Informative subset selection (skquery.select)

This module regroups preprocessing methods to select informative subsets of a dataset on which query strategies can be applied.

class skquery.select.EntropySelection(m)[source]

Selects the most informative samples according to the entropy of their soft partition. Strategy based on Chen and Jin (2020).

csts_to_file(constraints, filename='constraints')

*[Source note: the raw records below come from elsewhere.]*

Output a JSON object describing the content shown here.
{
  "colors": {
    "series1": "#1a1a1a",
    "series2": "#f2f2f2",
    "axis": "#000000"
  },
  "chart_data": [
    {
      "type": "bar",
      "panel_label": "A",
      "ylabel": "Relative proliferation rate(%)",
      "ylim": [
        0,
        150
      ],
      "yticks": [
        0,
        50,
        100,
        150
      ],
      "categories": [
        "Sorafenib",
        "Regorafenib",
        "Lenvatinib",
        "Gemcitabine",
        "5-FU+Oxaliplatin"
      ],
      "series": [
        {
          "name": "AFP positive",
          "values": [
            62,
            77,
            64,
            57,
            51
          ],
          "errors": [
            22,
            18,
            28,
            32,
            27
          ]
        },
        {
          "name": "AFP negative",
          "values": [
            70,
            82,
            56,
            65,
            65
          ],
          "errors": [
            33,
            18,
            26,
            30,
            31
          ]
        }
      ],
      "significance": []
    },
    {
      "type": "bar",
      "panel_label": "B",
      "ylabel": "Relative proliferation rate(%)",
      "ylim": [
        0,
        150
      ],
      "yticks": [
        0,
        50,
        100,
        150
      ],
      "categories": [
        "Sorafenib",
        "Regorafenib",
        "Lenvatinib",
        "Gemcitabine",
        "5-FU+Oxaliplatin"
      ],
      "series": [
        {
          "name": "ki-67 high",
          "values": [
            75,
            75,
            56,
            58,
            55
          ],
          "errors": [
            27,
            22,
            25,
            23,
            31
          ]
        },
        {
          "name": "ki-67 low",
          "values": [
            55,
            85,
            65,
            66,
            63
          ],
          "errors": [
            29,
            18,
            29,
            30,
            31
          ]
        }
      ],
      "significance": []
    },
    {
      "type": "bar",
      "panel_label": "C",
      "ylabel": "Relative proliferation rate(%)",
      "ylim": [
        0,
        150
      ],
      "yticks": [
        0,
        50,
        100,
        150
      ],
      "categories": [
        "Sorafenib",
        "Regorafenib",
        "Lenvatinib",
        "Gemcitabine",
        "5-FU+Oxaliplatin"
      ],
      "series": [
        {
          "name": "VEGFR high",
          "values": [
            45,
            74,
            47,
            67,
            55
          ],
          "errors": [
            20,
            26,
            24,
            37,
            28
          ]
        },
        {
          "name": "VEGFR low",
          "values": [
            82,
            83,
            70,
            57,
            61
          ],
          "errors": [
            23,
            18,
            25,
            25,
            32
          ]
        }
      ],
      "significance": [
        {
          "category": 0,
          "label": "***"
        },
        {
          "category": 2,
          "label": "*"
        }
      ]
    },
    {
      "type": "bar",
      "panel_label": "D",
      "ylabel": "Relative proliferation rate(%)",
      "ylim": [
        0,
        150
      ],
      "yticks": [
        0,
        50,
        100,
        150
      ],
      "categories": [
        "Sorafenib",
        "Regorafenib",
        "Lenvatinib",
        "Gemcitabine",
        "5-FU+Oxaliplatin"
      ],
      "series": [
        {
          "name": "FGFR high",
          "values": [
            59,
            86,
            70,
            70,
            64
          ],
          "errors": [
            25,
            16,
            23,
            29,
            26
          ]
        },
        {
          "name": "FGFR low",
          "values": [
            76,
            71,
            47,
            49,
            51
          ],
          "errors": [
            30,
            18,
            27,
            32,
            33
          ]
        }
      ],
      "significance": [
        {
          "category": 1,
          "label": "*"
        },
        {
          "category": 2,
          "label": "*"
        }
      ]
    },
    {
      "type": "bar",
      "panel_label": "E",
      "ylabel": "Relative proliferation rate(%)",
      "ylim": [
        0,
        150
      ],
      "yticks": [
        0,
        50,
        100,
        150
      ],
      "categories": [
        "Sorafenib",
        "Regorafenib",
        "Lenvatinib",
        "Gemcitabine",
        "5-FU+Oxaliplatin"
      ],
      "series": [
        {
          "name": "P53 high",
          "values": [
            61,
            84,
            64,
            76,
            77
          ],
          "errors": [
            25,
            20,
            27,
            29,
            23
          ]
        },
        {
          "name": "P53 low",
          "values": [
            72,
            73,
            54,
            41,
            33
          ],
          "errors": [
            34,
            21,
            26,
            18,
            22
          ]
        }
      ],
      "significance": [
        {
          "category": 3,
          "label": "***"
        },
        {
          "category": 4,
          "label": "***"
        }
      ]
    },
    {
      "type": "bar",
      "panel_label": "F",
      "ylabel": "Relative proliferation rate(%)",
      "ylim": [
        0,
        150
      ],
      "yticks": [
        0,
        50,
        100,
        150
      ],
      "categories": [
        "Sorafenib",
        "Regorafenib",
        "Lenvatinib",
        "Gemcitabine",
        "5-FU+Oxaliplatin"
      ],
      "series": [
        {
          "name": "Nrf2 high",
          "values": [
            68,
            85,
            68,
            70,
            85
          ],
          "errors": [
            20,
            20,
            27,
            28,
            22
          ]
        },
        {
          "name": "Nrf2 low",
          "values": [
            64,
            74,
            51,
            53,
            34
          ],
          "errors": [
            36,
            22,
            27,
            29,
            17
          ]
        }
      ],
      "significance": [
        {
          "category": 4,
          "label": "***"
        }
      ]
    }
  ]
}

Write the contents of a constraint dictionary into a text file.

Parameters

constraintsdict of list

Constraints to write.

filenamestring, default=”constraints”

Name of the output file.

select(X, partition, return_best=False, fuzziness=2, tolerance=1e-05, max_iter=100)[source]

Selects the most informative samples according to the entropy of their soft partition.

Parameters

X: array-like

Dataset to select from.

partition: array-like

Partition of the dataset.

return_best: bool, default=False

Whether to return the best sample along with the set of selected samples.

fuzziness: float, default=2

Fuzziness parameter for the fuzzy c-means algorithm.

tolerance: float, default=10**-5

Tolerance parameter for the fuzzy c-means algorithm.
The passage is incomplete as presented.